The benchmark Straits Times Index (STI) closed almost flat, down 0.4 points at 3,831.92.

Across the broader market, decliners outnumbered gainers 271 to 260, with 1.2 billion securities worth $1.6 billion traded.

Singapore’s trio of local banks ended the day in the red. DBS Bank was down 1.3 per cent or 54 cents at $42.34, OCBC Bank slipped 0.3 per cent or five cents to $16.54, and UOB fell 1 per cent or 34 cents to finish at $35.61.

Their declines came after their shares had climbed around 8.2 per cent on average in the last two weeks, after Mr Trump’s April 2 tariff announcement sparked a sell-off.

On the STI, the Singapore Exchange was the biggest gainer, rising 4 per cent or 56 cents to $14.50.

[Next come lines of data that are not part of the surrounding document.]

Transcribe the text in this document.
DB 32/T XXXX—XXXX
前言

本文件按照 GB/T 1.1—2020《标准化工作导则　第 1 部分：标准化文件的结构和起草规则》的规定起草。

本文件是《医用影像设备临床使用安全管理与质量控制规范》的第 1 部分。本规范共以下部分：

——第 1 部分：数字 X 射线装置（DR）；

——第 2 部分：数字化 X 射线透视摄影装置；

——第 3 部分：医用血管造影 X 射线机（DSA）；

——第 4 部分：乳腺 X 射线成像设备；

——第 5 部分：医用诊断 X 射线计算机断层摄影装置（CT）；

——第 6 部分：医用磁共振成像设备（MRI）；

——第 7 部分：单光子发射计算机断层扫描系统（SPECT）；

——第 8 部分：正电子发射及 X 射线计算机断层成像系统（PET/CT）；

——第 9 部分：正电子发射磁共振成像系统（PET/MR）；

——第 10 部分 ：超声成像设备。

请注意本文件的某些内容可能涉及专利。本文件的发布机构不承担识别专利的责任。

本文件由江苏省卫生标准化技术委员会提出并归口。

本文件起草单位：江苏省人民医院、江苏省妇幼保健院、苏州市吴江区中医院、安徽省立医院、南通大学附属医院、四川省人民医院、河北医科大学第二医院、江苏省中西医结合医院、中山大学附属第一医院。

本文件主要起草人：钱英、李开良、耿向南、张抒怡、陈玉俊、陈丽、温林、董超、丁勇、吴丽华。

At the bottom of the index was Mapletree Logistics Trust (MLT), which shed 4.1 per cent, or five cents, to end at $1.16. This came after MLT’s fourth-quarter distribution per unit fell 11.6 per cent to $0.01955 due to lower revenue contribution from China and weak regional currencies. Its manager also warned that trade tensions could weigh on performance.

Elsewhere in the region, key indexes were mixed. Japan’s Nikkei 225 gained 0.5 per cent, the FTSE Bursa Malaysia KLCI was up 0.3 per cent, Hong Kong’s Hang Seng Index fell 0.7 per cent, and South Korea’s Kospi was down 0.1 per cent.

The Asean region is expected to see subdued inflation and contained commodity prices as a result of slowing external demand from the US amid the ongoing tariff uncertainties, said RHB group chief economist Barnabas Gan.

“Our base-case view suggests that moderate supply chain congestion could push inflation higher in the US, while lower commodity prices lead to softer inflation across Asean countries, including Singapore,” he said.

He added that Singapore’s economy is likely to face further pressure from “rising trade tensions, which could increase economic uncertainty, dampening global business investment and consumer spending”.

As a result, RHB expects Singapore’s gross domestic product growth to slow to around 2 per cent, with risks tilted towards the lower end of a 0.5 per cent to 1 per cent range due to “heightening uncertainties on the external front”.